Поняв, что решить эти проблемы он все равно не в состоянии, писатель стал мечтать о своей любимой. Он подумал вдруг, что не знает ее имени. Странно, но ему ни разу не приходило это в голову. Собственно, ему и не нужно было ее имя. Ведь оно – всего лишь ярлык, необходимый для того, чтобы выделить кого-то среди подобных. Но для него она была единственной, поэтому нужда выделять ее из кого бы то ни было отсутствовала вовсе.
Хорошо, пусть его любимой не нужно имени. То есть, ее имя не нужно ему. Но ведь в этом мире всему есть свое имя, название, ярлык… Да-да, ярлык, бирка, инвентарный номер. Что не учтено – то бесхозно, того не существует. Есть имя, название – есть человек, вещь, явление. «Без бумажки ты букашка», – вспомнилось вдруг.
Да нет же, нет! Писатель поморщился. Он понял, что дошел в своих суждениях до крайности.

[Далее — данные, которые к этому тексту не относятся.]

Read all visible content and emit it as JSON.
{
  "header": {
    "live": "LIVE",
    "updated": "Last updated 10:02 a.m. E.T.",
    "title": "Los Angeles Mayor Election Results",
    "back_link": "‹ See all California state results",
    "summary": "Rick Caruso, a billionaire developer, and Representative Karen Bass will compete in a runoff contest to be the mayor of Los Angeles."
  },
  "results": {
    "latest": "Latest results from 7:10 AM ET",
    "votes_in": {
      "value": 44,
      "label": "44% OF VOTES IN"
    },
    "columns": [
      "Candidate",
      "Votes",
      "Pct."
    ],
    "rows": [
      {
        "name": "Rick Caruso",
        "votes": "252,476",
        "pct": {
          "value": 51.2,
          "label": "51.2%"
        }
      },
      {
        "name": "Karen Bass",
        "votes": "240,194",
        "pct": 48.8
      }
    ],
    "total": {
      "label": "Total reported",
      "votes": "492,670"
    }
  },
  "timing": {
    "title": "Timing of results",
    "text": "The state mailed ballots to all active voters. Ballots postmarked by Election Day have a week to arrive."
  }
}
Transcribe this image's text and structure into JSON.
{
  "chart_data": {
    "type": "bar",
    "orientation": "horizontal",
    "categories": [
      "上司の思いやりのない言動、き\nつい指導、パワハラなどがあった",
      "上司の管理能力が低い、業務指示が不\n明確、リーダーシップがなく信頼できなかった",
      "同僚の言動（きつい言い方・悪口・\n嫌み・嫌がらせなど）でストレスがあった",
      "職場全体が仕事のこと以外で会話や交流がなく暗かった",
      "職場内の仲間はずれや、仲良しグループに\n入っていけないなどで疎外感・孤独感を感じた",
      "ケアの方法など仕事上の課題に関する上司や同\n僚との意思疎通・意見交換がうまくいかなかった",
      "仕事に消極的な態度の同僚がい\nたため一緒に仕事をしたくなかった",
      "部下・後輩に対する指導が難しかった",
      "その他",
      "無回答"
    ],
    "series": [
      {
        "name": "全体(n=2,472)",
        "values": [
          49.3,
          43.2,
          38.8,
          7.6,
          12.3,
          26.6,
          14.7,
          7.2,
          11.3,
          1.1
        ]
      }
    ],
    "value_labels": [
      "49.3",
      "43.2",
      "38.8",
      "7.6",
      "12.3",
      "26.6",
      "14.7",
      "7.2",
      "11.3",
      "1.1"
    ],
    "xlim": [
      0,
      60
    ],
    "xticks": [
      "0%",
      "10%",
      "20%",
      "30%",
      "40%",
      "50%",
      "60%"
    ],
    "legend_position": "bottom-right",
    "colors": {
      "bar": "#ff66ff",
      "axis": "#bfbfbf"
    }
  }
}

Так называемые ярлыки тоже нужны. Они необходимы для общения, для обмена информацией. Как бы он смог писать книги, если бы не было слов? И, кто знает, нет ли прямой зависимости между словами и тем, что они означают? Недаром сказано: вначале было Слово.
Так может, его теория – правда? Он создал свою любимую, написав про нее? А как же быть с ним? Если она «сотворила» его, то он не мог это сделать с ней! Опять он вернулся к вопросу о курице и яйце: что было раньше?
К сожалению!!! По просьбе правообладателя доступна только ознакомительная версия...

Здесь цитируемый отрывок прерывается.